Michigan relied on open play against Case as against, De pauw but it was a slashing, running attack rather than a variety of forward passes that piled up the one-sided score. Behind an interference which left the field strewn with Case tacklers on each play, Coach Yost's backs went through for long gains repeatedly. On one occasion it required but two plays to take the ball over the goal line, Catlett, a former second string man, beginning his season's work with two long dashes for the second touchdown. Catlett was the pivotal point in these successful forward passes, all of which netted long gains.
The Wolverine backs made the majority of their gains on straight football, using a fake kick formation time after time to start a long skirting dash around the Case ends. The defense at the opening of the game was effective in rolling back the Case attack, but when the substitutes entered the Michigan line-up, Case made two brief, vain spurts with the aid of short forward passes.
Princeton barely nosed out a 10 to 0 victory over Bucknell on Saturday, failing to display any brilliant open offensive work or consistent defensive play. Princeton attempted the forward pass twelve times before succeeding once. Law punted steadily for great distances, once making 70 yards on a kick. Bucknell sprung a surprise by playing a savage line attack instead of the radical open game which had been anticipated. Glick was the mainstay of Princeton's attack. He several times slipped through the line outside of tackle for good gains.

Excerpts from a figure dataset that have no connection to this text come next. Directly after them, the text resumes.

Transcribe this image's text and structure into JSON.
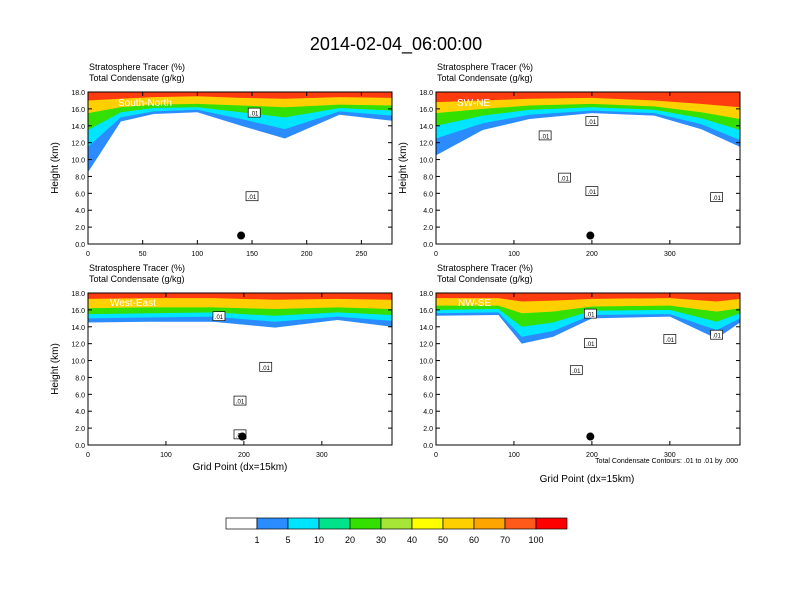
{
  "figure": {
    "title": "2014-02-04_06:00:00",
    "footnote": "Total Condensate Contours: .01 to .01 by .000",
    "colorbar": {
      "colors": [
        "#ffffff",
        "#2b8cff",
        "#00e5ff",
        "#00e38a",
        "#33e000",
        "#a6e636",
        "#ffff00",
        "#ffd000",
        "#ffa500",
        "#ff5a1a",
        "#ff0000"
      ],
      "labels": [
        "1",
        "5",
        "10",
        "20",
        "30",
        "40",
        "50",
        "60",
        "70",
        "100"
      ]
    }
  },
  "chart_data": [
    {
      "type": "heatmap",
      "panel_label": "South-North",
      "header_line1": "Stratosphere Tracer   (%)",
      "header_line2": "Total Condensate   (g/kg)",
      "ylabel": "Height (km)",
      "xlabel": "",
      "xlim": [
        0,
        278
      ],
      "ylim": [
        0,
        18
      ],
      "xticks": [
        "0",
        "50",
        "100",
        "150",
        "200",
        "250"
      ],
      "xtick_values": [
        0,
        50,
        100,
        150,
        200,
        250
      ],
      "yticks": [
        "0.0",
        "2.0",
        "4.0",
        "6.0",
        "8.0",
        "10.0",
        "12.0",
        "14.0",
        "16.0",
        "18.0"
      ],
      "contour_labels": [
        {
          "text": ".01",
          "x": 152,
          "y": 15.5
        },
        {
          "text": ".01",
          "x": 150,
          "y": 5.6
        }
      ],
      "marker": {
        "x": 140,
        "y": 1.0
      },
      "tracer_profile": [
        {
          "x": 0,
          "b1": 8.5,
          "b5": 11.5,
          "b20": 13.5,
          "b50": 15.5,
          "b100": 17.0
        },
        {
          "x": 30,
          "b1": 14.5,
          "b5": 15.0,
          "b20": 15.6,
          "b50": 16.2,
          "b100": 17.2
        },
        {
          "x": 60,
          "b1": 15.4,
          "b5": 15.7,
          "b20": 16.1,
          "b50": 16.5,
          "b100": 17.4
        },
        {
          "x": 100,
          "b1": 15.6,
          "b5": 15.9,
          "b20": 16.2,
          "b50": 16.6,
          "b100": 17.5
        },
        {
          "x": 140,
          "b1": 14.0,
          "b5": 14.8,
          "b20": 15.6,
          "b50": 16.4,
          "b100": 17.3
        },
        {
          "x": 180,
          "b1": 12.5,
          "b5": 13.6,
          "b20": 15.0,
          "b50": 16.2,
          "b100": 17.2
        },
        {
          "x": 230,
          "b1": 15.3,
          "b5": 15.7,
          "b20": 16.1,
          "b50": 16.5,
          "b100": 17.4
        },
        {
          "x": 278,
          "b1": 14.6,
          "b5": 15.2,
          "b20": 15.8,
          "b50": 16.4,
          "b100": 17.3
        }
      ]
    },
    {
      "type": "heatmap",
      "panel_label": "SW-NE",
      "header_line1": "Stratosphere Tracer   (%)",
      "header_line2": "Total Condensate   (g/kg)",
      "ylabel": "Height (km)",
      "xlabel": "",
      "xlim": [
        0,
        390
      ],
      "ylim": [
        0,
        18
      ],
      "xticks": [
        "0",
        "100",
        "200",
        "300"
      ],
      "xtick_values": [
        0,
        100,
        200,
        300
      ],
      "yticks": [
        "0.0",
        "2.0",
        "4.0",
        "6.0",
        "8.0",
        "10.0",
        "12.0",
        "14.0",
        "16.0",
        "18.0"
      ],
      "contour_labels": [
        {
          "text": ".01",
          "x": 200,
          "y": 14.5
        },
        {
          "text": ".01",
          "x": 140,
          "y": 12.8
        },
        {
          "text": ".01",
          "x": 165,
          "y": 7.8
        },
        {
          "text": ".01",
          "x": 200,
          "y": 6.2
        },
        {
          "text": ".01",
          "x": 360,
          "y": 5.5
        }
      ],
      "marker": {
        "x": 198,
        "y": 1.0
      },
      "tracer_profile": [
        {
          "x": 0,
          "b1": 10.5,
          "b5": 12.5,
          "b20": 14.0,
          "b50": 15.5,
          "b100": 16.8
        },
        {
          "x": 60,
          "b1": 13.5,
          "b5": 14.3,
          "b20": 15.2,
          "b50": 16.0,
          "b100": 17.0
        },
        {
          "x": 120,
          "b1": 14.8,
          "b5": 15.3,
          "b20": 15.9,
          "b50": 16.4,
          "b100": 17.2
        },
        {
          "x": 200,
          "b1": 15.5,
          "b5": 15.8,
          "b20": 16.2,
          "b50": 16.6,
          "b100": 17.3
        },
        {
          "x": 280,
          "b1": 15.2,
          "b5": 15.5,
          "b20": 15.9,
          "b50": 16.3,
          "b100": 17.0
        },
        {
          "x": 340,
          "b1": 13.6,
          "b5": 14.2,
          "b20": 14.9,
          "b50": 15.6,
          "b100": 16.6
        },
        {
          "x": 390,
          "b1": 11.5,
          "b5": 12.3,
          "b20": 13.5,
          "b50": 14.8,
          "b100": 16.2
        }
      ]
    },
    {
      "type": "heatmap",
      "panel_label": "West-East",
      "header_line1": "Stratosphere Tracer   (%)",
      "header_line2": "Total Condensate   (g/kg)",
      "ylabel": "Height (km)",
      "xlabel": "Grid Point (dx=15km)",
      "xlim": [
        0,
        390
      ],
      "ylim": [
        0,
        18
      ],
      "xticks": [
        "0",
        "100",
        "200",
        "300"
      ],
      "xtick_values": [
        0,
        100,
        200,
        300
      ],
      "yticks": [
        "0.0",
        "2.0",
        "4.0",
        "6.0",
        "8.0",
        "10.0",
        "12.0",
        "14.0",
        "16.0",
        "18.0"
      ],
      "contour_labels": [
        {
          "text": ".01",
          "x": 168,
          "y": 15.2
        },
        {
          "text": ".01",
          "x": 228,
          "y": 9.2
        },
        {
          "text": ".01",
          "x": 195,
          "y": 5.2
        },
        {
          "text": ".01",
          "x": 195,
          "y": 1.2
        }
      ],
      "marker": {
        "x": 198,
        "y": 1.0
      },
      "tracer_profile": [
        {
          "x": 0,
          "b1": 14.5,
          "b5": 15.0,
          "b20": 15.5,
          "b50": 16.2,
          "b100": 17.3
        },
        {
          "x": 80,
          "b1": 14.6,
          "b5": 15.1,
          "b20": 15.6,
          "b50": 16.3,
          "b100": 17.4
        },
        {
          "x": 160,
          "b1": 14.6,
          "b5": 15.2,
          "b20": 15.7,
          "b50": 16.3,
          "b100": 17.4
        },
        {
          "x": 240,
          "b1": 13.9,
          "b5": 14.6,
          "b20": 15.3,
          "b50": 16.1,
          "b100": 17.2
        },
        {
          "x": 320,
          "b1": 14.8,
          "b5": 15.2,
          "b20": 15.7,
          "b50": 16.3,
          "b100": 17.3
        },
        {
          "x": 390,
          "b1": 14.0,
          "b5": 14.7,
          "b20": 15.4,
          "b50": 16.1,
          "b100": 17.2
        }
      ]
    },
    {
      "type": "heatmap",
      "panel_label": "NW-SE",
      "header_line1": "Stratosphere Tracer   (%)",
      "header_line2": "Total Condensate   (g/kg)",
      "ylabel": "",
      "xlabel": "Grid Point (dx=15km)",
      "xlim": [
        0,
        390
      ],
      "ylim": [
        0,
        18
      ],
      "xticks": [
        "0",
        "100",
        "200",
        "300"
      ],
      "xtick_values": [
        0,
        100,
        200,
        300
      ],
      "yticks": [
        "0.0",
        "2.0",
        "4.0",
        "6.0",
        "8.0",
        "10.0",
        "12.0",
        "14.0",
        "16.0",
        "18.0"
      ],
      "contour_labels": [
        {
          "text": ".01",
          "x": 198,
          "y": 15.5
        },
        {
          "text": ".01",
          "x": 198,
          "y": 12.0
        },
        {
          "text": ".01",
          "x": 300,
          "y": 12.5
        },
        {
          "text": ".01",
          "x": 360,
          "y": 13.0
        },
        {
          "text": ".01",
          "x": 180,
          "y": 8.8
        }
      ],
      "marker": {
        "x": 198,
        "y": 1.0
      },
      "tracer_profile": [
        {
          "x": 0,
          "b1": 15.3,
          "b5": 15.6,
          "b20": 16.0,
          "b50": 16.5,
          "b100": 17.4
        },
        {
          "x": 80,
          "b1": 15.4,
          "b5": 15.7,
          "b20": 16.1,
          "b50": 16.5,
          "b100": 17.4
        },
        {
          "x": 110,
          "b1": 12.0,
          "b5": 12.8,
          "b20": 14.0,
          "b50": 15.6,
          "b100": 17.0
        },
        {
          "x": 150,
          "b1": 12.8,
          "b5": 13.5,
          "b20": 14.5,
          "b50": 15.8,
          "b100": 17.1
        },
        {
          "x": 200,
          "b1": 15.0,
          "b5": 15.4,
          "b20": 15.9,
          "b50": 16.4,
          "b100": 17.3
        },
        {
          "x": 300,
          "b1": 15.2,
          "b5": 15.5,
          "b20": 16.0,
          "b50": 16.5,
          "b100": 17.4
        },
        {
          "x": 360,
          "b1": 12.6,
          "b5": 13.6,
          "b20": 14.6,
          "b50": 15.8,
          "b100": 17.0
        },
        {
          "x": 390,
          "b1": 14.5,
          "b5": 15.0,
          "b20": 15.6,
          "b50": 16.2,
          "b100": 17.3
        }
      ]
    }
  ]
}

Yale's well-rounded defense made possible a victory over Virginia. Six times the southerners marched down the field to within scoring distance, but the Yale line was always able to tighten up and hold the opponents from passing the goal-posts. Virginia's strength lay in swinging runs which balked the Yale ends. The play was nearly even during the second and fourth periods, but during the first and third periods Yale scored three touchdowns, one on a forward pass.
Brown played a brilliant game against Rhode Island Agricultural College, but mistakes, particularly fumbles, slowed up their attack. Twice Brown was held for downs within ten yards of their opponent's goal.